In het kader van het vak “Veiligheidsbeleid” schrijven we in groepjes een beleidsplan om een criminaliteitsprobleem aan te pakken. Wel wetenschappelijk gefundeerd, maar zonder teveel verwijzingen. Dit is wel even anders dan we gewend zijn. Waar ik in de bachelor geen definitie mocht geven zonder een juiste bronvermelding, moet nu de definitie niet te wetenschappelijk verwoord en vooral heel praktisch zijn. Het commentaar wat we meer dan eens kregen was “Er moet meer emotie in! Met alleen cijfers overtuig je niet dat het probleem aangepakt moet worden.”. Soms voelt het een beetje als sensatie maken. Maar eigenlijk is dat ook best wel leuk!
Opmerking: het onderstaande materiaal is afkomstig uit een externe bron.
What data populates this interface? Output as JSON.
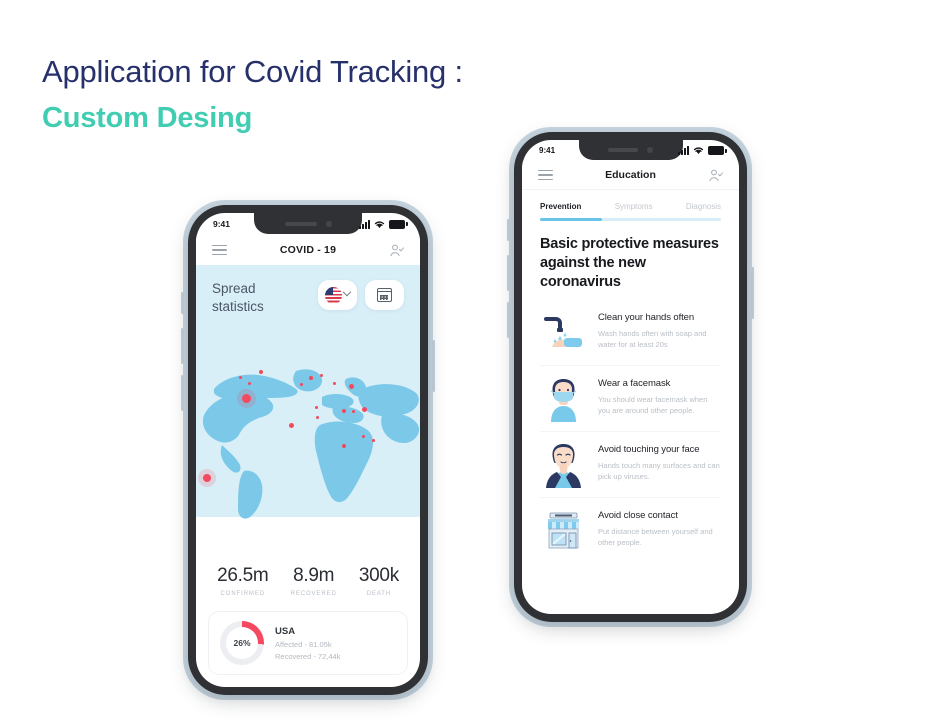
{
  "headline": {
    "line1": "Application for Covid Tracking :",
    "line2": "Custom Desing",
    "color1": "#26306b",
    "color2": "#40cdb2"
  },
  "phone_left": {
    "status": {
      "time": "9:41",
      "signal_icon": "signal-bars-icon",
      "wifi_icon": "wifi-icon",
      "battery_icon": "battery-icon"
    },
    "appbar": {
      "menu_icon": "hamburger-menu-icon",
      "title": "COVID - 19",
      "profile_icon": "user-check-icon"
    },
    "spread": {
      "title_line1": "Spread",
      "title_line2": "statistics",
      "flag_label": "US flag",
      "flag_icon": "usa-flag-icon",
      "chevron_icon": "chevron-down-icon",
      "calendar_icon": "calendar-icon"
    },
    "map": {
      "background_color": "#d8eff8",
      "land_color": "#77c7e8",
      "dot_color": "#f4495f"
    },
    "stats": [
      {
        "value": "26.5m",
        "label": "CONFIRMED"
      },
      {
        "value": "8.9m",
        "label": "RECOVERED"
      },
      {
        "value": "300k",
        "label": "DEATH"
      }
    ],
    "country_card": {
      "percent": "26%",
      "percent_value": 26,
      "name": "USA",
      "affected": "Affected - 81.05k",
      "recovered": "Recovered - 72,44k",
      "arc_color": "#f4495f"
    },
    "bottom_button": {
      "icon": "face-mask-icon",
      "chart_icon": "trend-line-icon",
      "color": "#79c9ea"
    }
  },
  "phone_right": {
    "status": {
      "time": "9:41",
      "signal_icon": "signal-bars-icon",
      "wifi_icon": "wifi-icon",
      "battery_icon": "battery-icon"
    },
    "appbar": {
      "menu_icon": "hamburger-menu-icon",
      "title": "Education",
      "profile_icon": "user-check-icon"
    },
    "tabs": [
      {
        "label": "Prevention",
        "active": true
      },
      {
        "label": "Symptoms",
        "active": false
      },
      {
        "label": "Diagnosis",
        "active": false
      }
    ],
    "tab_indicator_color": "#6bc5e8",
    "heading": "Basic protective measures against the new coronavirus",
    "items": [
      {
        "icon": "hand-washing-icon",
        "title": "Clean your hands often",
        "desc": "Wash hands often with soap and water for at least 20s"
      },
      {
        "icon": "person-facemask-icon",
        "title": "Wear a facemask",
        "desc": "You should wear facemask when you are around other people."
      },
      {
        "icon": "person-touching-face-icon",
        "title": "Avoid touching your face",
        "desc": "Hands touch many surfaces and can pick up viruses."
      },
      {
        "icon": "market-store-icon",
        "title": "Avoid close contact",
        "desc": "Put distance between yourself and other people."
      }
    ]
  }
}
Met mijn groepje hebben we als probleem Winkeldiefstal in Alkmaar gekozen. Voor we passend beleid konden gaan maken was het belangrijk dat we in gesprek gingen met betrokken. Zo hebben we de politie geïnterviewd, hebben we contact gehad met de gemeente en hebben we met voorzitters van verschillende winkeliersverenigingen gesproken.  Na deze gesprekken zijn we gaan schrijven. Iedere week hadden we een afspraak met de ‘Burgemeester’ (de docent) en kregen we commentaar op ons beleidsplan. Regelmatig was het commentaar ‘Leuk idee. Maar waarom werkt deze maatregel nou?’ Ondanks dat je op een wat minder wetenschappelijke manier en met meer emotie schrijft moet je wel degelijk met goede onderbouwing komen waarom jij denkt dat een bepaalde maatregel zal werken.
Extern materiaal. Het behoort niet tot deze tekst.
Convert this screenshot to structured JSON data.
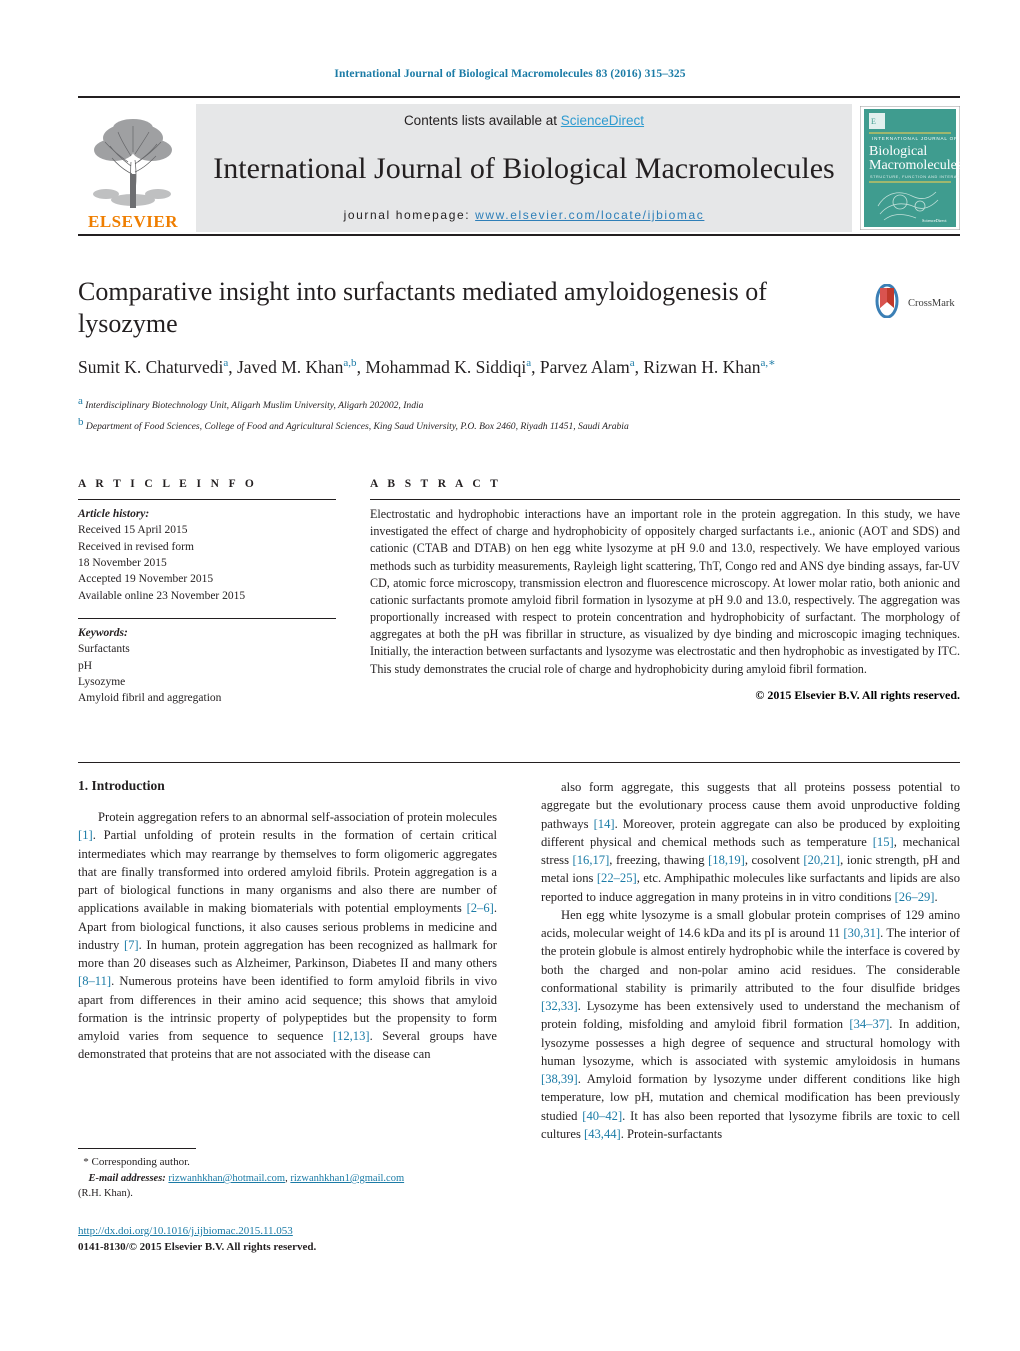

Deze nieuwe manier van schrijven was wel even wennen. Een beleidsplan schrijf je voor een andere doelgroep dan een wetenschappelijk stuk. Dus dat was wel even omschakelen na vier jaar. Maar het was heel leerzaam en leuk. Bovendien is het een goede voorbereiding op wat voor veel Criminologen waarschijnlijk de toekomst zal zijn: beleidsmedewerker.